The trust would require the necessary parties to be present, meaning the grantor of the trust, the person who was setting it up, there would have to be beneficiaries of some sort and there would have to be a trustee. The trust would require all of these parties to be involved, although these could all be the same person.
One person could set up the Brian Douglas family trust, for example, and they could even be the trustee and the beneficiary. Of course, when the person passed away, there would have to be a plan for other beneficiaries.
It would be important to have those three parties in place and then there would be the actual trust document that would have to be properly drafted that conforms to the state law, although there could be some variances between state to state and the laws regarding how they do things. The person would obviously want to make sure they had set it up properly.
These are really all the components that would be needed for an effective trust and then of course even though it would not necessarily be a component of it, the person would need to fund the trust meeting.
Sometimes people come in and bring documents showing that they formed a trust, but then they never actually did anything with it. Setting up the trust and doing all of that would be 90% to 99% of the battle, although arguably the most important thing to do would be to then put all the assets into the trust.
This would be the last element to take care of because it would not do the person any good to have a trust, or to have everything in place if they did not actually move their house into the trust or move their bank accounts into the trust, because the trust would only have control over whatever was put into it.
Why Do You Recommend A Revocable Trust As A Basic Strategy For Proper Estate Planning?
There are two huge benefits across the board that everyone regardless of their geographic location or which demographic they belonged to, would consider as benefits for them, and those benefits are incapacity planning in case something happened to the person and they are still alive but just not able to conduct their own affairs, and the second benefit would be avoiding probate.
This could also build into the fact that the person had minor children so they were trying to give it to their children as protected assets, as opposed to giving them outright gifts. The person would want to give it to their children but maybe they wanted to do it with certain strings attached.

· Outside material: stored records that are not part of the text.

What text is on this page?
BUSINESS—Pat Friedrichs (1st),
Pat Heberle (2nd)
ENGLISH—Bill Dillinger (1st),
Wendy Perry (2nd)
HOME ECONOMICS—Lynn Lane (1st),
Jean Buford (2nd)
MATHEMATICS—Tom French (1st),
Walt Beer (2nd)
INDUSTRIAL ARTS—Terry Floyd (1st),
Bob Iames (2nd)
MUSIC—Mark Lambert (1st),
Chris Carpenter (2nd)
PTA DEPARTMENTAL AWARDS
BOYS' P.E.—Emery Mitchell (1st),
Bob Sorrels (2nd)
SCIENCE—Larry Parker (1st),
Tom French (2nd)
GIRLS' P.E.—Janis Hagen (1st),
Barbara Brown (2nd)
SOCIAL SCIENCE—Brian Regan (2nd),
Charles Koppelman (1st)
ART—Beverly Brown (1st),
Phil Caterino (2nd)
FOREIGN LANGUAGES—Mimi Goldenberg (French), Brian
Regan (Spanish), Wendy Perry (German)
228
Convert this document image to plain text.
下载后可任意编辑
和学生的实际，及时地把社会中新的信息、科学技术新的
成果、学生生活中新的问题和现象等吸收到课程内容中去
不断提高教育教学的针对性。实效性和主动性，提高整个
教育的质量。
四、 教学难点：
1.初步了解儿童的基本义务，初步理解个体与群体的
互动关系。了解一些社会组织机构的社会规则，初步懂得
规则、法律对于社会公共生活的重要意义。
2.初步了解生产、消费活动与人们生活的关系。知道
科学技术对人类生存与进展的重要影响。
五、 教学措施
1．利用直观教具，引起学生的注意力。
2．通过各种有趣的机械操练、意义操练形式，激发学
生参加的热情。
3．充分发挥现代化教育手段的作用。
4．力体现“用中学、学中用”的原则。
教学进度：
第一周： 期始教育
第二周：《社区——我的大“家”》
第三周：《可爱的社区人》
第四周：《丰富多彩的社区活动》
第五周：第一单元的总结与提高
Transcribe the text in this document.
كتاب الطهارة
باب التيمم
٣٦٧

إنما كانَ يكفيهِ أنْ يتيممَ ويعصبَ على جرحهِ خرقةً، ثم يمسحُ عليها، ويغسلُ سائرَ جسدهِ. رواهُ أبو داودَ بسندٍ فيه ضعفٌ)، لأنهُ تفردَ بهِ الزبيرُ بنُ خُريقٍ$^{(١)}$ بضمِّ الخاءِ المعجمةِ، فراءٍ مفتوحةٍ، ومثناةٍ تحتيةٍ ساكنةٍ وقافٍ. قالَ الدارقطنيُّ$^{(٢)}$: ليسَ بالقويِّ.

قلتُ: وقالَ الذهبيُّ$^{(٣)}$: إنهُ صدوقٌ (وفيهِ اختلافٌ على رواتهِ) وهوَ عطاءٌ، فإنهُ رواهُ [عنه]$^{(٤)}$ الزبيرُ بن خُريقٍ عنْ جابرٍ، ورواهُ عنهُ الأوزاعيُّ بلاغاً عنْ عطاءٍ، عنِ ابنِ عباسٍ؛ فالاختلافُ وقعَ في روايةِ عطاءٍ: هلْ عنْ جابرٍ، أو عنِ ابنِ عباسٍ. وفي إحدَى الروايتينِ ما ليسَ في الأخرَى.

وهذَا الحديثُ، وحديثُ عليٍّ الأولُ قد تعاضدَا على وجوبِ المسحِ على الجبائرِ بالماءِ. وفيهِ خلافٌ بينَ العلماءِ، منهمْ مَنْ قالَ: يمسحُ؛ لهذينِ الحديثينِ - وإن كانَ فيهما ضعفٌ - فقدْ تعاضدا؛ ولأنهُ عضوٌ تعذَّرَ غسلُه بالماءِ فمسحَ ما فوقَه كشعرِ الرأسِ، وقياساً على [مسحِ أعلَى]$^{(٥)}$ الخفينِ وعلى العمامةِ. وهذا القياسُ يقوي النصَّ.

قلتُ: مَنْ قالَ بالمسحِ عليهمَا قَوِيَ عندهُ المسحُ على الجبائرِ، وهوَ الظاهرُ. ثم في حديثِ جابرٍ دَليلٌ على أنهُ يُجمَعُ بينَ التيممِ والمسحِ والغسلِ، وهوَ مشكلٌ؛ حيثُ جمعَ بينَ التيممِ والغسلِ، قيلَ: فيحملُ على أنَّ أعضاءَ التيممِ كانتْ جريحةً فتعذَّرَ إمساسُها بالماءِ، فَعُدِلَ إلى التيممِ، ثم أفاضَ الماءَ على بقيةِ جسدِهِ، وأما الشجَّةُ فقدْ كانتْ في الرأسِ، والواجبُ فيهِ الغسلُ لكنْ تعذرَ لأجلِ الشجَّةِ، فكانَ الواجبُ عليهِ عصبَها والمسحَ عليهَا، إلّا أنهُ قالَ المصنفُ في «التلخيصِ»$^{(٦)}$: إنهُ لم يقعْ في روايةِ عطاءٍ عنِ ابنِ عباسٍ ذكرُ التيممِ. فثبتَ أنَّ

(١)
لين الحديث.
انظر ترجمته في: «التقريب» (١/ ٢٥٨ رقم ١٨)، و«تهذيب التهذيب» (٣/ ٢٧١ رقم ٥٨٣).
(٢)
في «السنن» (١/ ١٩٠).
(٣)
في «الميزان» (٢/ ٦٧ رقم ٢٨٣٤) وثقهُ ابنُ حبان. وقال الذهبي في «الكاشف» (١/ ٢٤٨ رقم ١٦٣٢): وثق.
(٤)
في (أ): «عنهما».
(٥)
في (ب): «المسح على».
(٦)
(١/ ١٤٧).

The strings attached would be more like a rulebook, meaning they could not just take out all the money and spend it on lavish parties. They would not be able to just go crazy because there would be some oversight on whatever happens. They would also not have to worry about an ex or a future ex, taking the money.
Whether or not it was likely, all of these things would be added benefits that would vary with each trust plan because everybody’s family would be different. Some people have kids whereas some people do not.
There could be a lot of different variables, but it would start with those two benefits, incapacity planning and avoiding probate, which would cover it for everybody and this is why the conversation should always start with using a trust as opposed to a will or something like that, and then it could just talk about the additional benefits.
Is There Any Way To Protect A Child’s Inheritance In The Event They Got Divorced?
Absolutely. This is a very common concern although it is generally overlooked because people do not think about it and they do not want to think about it.
Let us suppose someone was setting up a trust and wanted to leave their children money in the trust or they wanted to leave them shares. Let us assume each had two daughters and if the trust instructed for each daughter to get half, 50-50 and then they just got the money outright, that money would potentially be subject to any divorce or it might be subject to creditors through litigation, bankruptcy, court and things like that.
The money would be in play and it would be available for the taking because it was not protected. It would be just like giving them cash money or property in their name, compared to if it was left to them and to the daughters in trust, for example, trust A and trust B. They would not actually get the money or the property or whatever was in the trust, because they would just be the beneficiaries of it.
In this case, they would not legally own those assets, and they would simply have certain rights under the rulebook of the terms that were set out for them in the trust.
It would now be a completely different argument because they would not actually be getting any assets because of the way it was drafted. It would state that they would be the beneficiary, and that they would not have rights to whatever was in the trust, and that they would only have rights to whatever the trustee decided to give them.